Data analysis is
a process of inspecting, cleansing, transforming, and modeling data with
the goal of discovering and communicating useful information, informing
conclusions, and supporting decision-making.
Data analysis involves many overlapping areas of study,
such as descriptive statistics
(concerned with summarizing information in a sample),
statistical inference (concerned with inferences about a
population based on properties of a sample),
machine learning
(concerned with performing tasks using algorithms that rely on patterns and
inference), data mining (sometimes considered a subfield of machine learning and concerned with
discovering patterns in large data sets),
information
visualization (concerned with the visual representations of abstract data
to reinforce human cognition), and several
other areas. See this
interesting review
for comments about the related term data science.

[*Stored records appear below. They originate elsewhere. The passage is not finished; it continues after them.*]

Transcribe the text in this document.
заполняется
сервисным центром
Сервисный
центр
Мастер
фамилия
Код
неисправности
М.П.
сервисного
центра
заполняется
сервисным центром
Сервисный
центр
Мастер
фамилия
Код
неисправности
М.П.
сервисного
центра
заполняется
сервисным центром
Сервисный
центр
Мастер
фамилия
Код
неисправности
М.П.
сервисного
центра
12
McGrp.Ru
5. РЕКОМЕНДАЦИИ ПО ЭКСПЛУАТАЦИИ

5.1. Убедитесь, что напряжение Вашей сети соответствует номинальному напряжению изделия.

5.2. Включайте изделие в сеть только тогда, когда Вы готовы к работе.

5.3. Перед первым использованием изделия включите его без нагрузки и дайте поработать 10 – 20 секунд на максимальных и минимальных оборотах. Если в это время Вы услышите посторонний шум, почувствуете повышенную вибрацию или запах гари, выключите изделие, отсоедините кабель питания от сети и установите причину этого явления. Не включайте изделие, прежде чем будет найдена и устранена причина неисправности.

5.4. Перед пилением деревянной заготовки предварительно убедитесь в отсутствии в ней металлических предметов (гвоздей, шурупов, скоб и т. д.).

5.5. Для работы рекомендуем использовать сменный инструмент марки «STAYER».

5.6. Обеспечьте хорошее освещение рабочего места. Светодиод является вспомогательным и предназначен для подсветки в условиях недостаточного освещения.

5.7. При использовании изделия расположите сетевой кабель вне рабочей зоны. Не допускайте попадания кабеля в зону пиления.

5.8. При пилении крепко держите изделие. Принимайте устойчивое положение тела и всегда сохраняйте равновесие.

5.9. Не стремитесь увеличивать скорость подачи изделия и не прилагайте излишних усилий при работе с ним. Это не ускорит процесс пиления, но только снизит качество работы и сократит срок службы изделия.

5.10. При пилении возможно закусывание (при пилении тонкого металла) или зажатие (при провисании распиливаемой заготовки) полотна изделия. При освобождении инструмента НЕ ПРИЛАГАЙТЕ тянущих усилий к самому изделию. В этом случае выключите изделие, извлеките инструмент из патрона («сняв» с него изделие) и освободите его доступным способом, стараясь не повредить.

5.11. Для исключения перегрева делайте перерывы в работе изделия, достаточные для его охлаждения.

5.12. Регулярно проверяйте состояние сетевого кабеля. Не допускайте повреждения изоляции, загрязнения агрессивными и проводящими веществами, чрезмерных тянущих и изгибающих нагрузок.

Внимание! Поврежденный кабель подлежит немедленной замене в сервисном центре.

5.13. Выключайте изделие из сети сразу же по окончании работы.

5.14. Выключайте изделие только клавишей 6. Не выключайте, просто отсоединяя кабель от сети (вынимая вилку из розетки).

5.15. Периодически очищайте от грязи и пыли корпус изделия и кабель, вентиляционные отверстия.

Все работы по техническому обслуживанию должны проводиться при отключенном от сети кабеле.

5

Geometry is concerned with questions of shape, size, relative position of figures, isometry, and the properties of space. It underlies much of data analysis, as can be seen from
textbooks such as those by
[Kendall],
[Le Roux], [Kirby], [Tossdorff], [Hartmann], [Outot],
[Tierny], [Edelsbrunner], [Patrangenaru],
[Biau], [Wichura], [Dryden].
The recent online textbook Mathematical Foundations for Data Analysis by Jeff M. Phillips again emphasizes the importance of a geometric understanding of techniques when applying them to data analysis.
This module focuses on some geometric
methods used in data analysis. It covers the geometric
and algorithmic aspects of these methods, as well as their implementation as Python code on Linux computers, and their application to a range of different types of data.
The first half of the course emphasizes
geometric aspects of classical techniques such as least squares fitting, principal component analysis, hierarchical clustering,
nearest neighbour searching, and the Johnson-Lindenstrauss Theorem
for dimensionality reduction.
The second half of the course covers more recent
techniques that have been developed
over the last two or three decades, and emphasizes topological aspects
as well as geometric aspects. The second half of the course
makes use of R interfaces to Python Mapper and to efficient C++ routines for persistent homology.
Part I = CS4102: Classical Techniques (5 ECTS, first 24 lectures)
- Least Squares Fitting
- Principal Component Analysis
- Hierarchical Clustering and Persistence
- Nearest Neighbours and the Johnson–Lindenstrauss Theorem
Part II = CS4102: Topological Data Analysis (5 ECTS, second 24 lectures)
- Topological Preliminaries
- Mapper Clustering
- Persistent Homology